• 19 mars 2026
  • N'Djamena

Attaque de Tiné : le Tchad uni dans la condamnation et en état d’alerte sécuritaire

Attaque de Tiné : le Tchad uni dans la condamnation et en état d’alerte sécuritaire

Le Tchad est sous le choc. L’attaque au drone survenue le 18 mars 2026 dans la localité frontalière de Tiné Djagaraba, à l’est du pays, a provoqué une onde de consternation nationale. Le bilan est lourd : 17 morts et plusieurs blessés parmi des civils tchadiens, selon le gouvernement. Face à cette tragédie, les principales institutions et forces politiques affichent une position commune : condamnation ferme, appel à l’unité nationale et soutien aux mesures sécuritaires renforcées.

Dans un communiqué officiel, le gouvernement tchadien dénonce une « énième agression », survenue malgré la fermeture de la frontière avec le Soudan et les mises en garde adressées aux parties en conflit.
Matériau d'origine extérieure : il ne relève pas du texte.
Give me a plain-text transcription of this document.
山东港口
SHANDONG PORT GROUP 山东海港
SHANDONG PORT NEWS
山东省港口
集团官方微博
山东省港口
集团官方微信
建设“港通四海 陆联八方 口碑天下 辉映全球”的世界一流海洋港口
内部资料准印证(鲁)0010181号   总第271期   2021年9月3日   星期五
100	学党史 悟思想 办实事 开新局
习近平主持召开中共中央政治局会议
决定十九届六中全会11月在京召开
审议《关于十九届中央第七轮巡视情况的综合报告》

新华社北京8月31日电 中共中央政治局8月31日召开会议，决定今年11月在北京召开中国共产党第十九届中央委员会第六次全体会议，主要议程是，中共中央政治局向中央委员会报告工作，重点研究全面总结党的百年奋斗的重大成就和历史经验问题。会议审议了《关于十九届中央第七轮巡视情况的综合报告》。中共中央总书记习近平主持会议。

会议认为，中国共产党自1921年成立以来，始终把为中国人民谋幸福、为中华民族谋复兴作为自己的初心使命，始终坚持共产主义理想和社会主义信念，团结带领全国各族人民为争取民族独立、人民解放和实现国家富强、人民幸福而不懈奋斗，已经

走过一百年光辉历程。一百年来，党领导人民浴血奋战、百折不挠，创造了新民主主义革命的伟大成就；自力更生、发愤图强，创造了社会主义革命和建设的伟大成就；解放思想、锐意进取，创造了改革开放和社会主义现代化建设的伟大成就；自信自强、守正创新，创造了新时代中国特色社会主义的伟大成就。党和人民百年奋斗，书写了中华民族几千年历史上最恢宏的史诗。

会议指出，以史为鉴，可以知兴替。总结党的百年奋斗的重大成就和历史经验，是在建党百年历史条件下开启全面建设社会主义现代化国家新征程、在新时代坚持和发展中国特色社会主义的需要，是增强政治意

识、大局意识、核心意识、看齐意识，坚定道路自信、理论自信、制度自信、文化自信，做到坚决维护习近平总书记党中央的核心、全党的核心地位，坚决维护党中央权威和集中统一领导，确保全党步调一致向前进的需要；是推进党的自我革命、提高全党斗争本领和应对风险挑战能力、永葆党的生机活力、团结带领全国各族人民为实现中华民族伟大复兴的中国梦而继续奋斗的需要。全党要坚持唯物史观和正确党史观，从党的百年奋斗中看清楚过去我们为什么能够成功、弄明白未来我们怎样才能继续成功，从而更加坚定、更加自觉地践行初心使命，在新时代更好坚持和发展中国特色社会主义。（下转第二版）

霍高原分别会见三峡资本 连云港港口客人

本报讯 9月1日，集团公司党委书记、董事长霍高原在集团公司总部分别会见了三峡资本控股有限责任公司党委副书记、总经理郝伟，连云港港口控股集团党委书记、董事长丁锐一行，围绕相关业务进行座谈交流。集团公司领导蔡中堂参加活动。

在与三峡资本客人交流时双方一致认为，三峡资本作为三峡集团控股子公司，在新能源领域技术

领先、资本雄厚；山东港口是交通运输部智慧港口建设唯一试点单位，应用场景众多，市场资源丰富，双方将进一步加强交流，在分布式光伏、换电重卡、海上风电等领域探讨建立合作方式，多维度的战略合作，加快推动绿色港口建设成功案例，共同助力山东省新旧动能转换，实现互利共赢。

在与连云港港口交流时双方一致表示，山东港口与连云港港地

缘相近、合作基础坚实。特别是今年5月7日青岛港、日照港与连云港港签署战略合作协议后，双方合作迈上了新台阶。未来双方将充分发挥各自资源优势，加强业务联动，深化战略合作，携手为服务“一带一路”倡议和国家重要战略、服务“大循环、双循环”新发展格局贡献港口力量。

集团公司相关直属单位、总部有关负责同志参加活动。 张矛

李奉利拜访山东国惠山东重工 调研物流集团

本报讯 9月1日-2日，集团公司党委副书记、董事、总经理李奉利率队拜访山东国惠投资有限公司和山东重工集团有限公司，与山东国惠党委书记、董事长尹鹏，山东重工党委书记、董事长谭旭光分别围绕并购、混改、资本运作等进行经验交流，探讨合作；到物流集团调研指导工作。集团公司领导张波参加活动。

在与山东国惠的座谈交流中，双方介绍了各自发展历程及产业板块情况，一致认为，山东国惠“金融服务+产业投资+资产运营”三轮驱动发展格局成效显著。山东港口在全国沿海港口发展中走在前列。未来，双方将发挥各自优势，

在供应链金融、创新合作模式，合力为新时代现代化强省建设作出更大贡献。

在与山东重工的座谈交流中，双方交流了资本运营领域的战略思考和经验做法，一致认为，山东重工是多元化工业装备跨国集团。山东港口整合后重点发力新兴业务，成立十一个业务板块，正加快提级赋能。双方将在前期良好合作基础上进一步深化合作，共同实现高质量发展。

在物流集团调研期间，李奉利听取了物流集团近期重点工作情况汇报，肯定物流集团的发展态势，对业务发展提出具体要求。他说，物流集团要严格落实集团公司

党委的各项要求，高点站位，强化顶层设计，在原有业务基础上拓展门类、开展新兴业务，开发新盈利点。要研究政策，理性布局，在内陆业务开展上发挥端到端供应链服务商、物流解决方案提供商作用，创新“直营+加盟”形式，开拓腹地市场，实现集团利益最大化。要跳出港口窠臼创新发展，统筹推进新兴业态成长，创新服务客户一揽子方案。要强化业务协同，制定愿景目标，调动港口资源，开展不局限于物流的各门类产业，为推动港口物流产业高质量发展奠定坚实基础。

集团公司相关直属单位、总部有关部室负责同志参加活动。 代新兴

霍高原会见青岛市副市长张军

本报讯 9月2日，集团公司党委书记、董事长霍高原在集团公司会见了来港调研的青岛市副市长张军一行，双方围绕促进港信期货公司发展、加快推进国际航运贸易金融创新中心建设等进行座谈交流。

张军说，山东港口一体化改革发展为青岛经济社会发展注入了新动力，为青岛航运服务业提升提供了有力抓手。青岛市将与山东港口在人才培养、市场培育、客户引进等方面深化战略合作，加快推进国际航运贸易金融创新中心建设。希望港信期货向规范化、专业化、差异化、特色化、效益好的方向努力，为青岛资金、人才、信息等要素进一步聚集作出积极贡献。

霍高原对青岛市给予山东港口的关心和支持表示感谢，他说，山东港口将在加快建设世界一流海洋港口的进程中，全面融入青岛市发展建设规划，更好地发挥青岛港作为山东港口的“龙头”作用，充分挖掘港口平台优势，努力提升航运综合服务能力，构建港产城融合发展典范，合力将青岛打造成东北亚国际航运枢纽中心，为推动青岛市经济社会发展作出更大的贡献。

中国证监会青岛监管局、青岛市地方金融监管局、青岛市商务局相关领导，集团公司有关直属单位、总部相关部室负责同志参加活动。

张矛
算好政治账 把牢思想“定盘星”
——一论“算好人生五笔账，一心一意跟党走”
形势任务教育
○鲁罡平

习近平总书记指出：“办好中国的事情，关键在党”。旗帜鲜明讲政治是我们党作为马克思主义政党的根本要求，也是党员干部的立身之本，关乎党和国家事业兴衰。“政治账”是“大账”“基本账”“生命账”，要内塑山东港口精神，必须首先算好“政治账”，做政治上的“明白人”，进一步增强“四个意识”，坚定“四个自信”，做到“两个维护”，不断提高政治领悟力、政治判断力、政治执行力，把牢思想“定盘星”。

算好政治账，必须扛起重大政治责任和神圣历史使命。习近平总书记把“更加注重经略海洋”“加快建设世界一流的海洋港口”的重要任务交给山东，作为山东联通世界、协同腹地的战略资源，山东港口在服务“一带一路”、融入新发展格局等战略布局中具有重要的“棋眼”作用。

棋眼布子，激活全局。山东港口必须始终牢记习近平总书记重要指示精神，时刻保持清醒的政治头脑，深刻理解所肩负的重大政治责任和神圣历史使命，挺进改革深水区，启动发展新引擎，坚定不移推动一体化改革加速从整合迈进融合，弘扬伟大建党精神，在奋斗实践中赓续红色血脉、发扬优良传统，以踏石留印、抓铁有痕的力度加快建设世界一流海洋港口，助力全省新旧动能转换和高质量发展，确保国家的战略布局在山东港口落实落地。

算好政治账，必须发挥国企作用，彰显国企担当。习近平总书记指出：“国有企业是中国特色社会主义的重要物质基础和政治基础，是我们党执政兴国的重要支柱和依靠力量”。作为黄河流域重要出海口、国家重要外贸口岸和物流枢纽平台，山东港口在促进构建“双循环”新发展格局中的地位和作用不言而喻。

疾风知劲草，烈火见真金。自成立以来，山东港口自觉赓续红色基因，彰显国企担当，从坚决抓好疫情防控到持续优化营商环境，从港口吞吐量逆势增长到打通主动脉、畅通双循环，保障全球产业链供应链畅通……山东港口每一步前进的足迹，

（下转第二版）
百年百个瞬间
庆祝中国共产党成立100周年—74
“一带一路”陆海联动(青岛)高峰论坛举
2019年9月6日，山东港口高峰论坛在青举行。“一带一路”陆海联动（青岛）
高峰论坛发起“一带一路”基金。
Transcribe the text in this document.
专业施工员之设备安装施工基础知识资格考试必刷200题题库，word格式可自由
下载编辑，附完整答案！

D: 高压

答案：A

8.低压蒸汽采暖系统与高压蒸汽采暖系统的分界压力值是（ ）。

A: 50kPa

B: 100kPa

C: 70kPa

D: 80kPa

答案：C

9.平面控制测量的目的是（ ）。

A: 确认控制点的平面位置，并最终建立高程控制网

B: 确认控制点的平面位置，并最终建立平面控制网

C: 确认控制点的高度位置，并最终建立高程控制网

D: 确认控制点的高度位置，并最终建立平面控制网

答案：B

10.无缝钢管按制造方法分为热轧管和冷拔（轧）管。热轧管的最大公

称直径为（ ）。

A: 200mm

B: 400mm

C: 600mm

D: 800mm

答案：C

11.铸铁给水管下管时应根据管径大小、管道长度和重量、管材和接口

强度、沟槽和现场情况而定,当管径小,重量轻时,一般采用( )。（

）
Il souligne la gravité de cette attaque qui touche directement le territoire national et plonge de nombreuses familles dans le deuil.

Tout en présentant ses condoléances aux victimes, l’exécutif annonce un renforcement immédiat du dispositif sécuritaire. Les Forces de Défense et de Sécurité ont été placées en état d’alerte, avec des instructions fermes pour assurer la protection des populations, y compris la possibilité d’un droit de poursuite, dans le respect du droit international.

Le gouvernement met également en garde contre les dérives sur les réseaux sociaux, appelant à éviter toute manipulation, désinformation ou incitation à la haine communautaire dans un contexte déjà fragile. De son côté, l’Assemblée nationale exprime une « vive indignation » face à ce qu’elle qualifie de violation flagrante de la souveraineté et de l’intégrité territoriale du Tchad. Elle condamne des actes contraires au droit international et aux principes de coexistence pacifique entre États.

La représentation nationale apporte son soutien total au Chef de l’État et aux forces de défense, saluant les décisions prises, notamment la mise en alerte maximale et la fermeture des frontières concernées. Dans un appel solennel, les députés exhortent les Tchadiens au calme, à la vigilance et à l’unité autour des institutions républicaines.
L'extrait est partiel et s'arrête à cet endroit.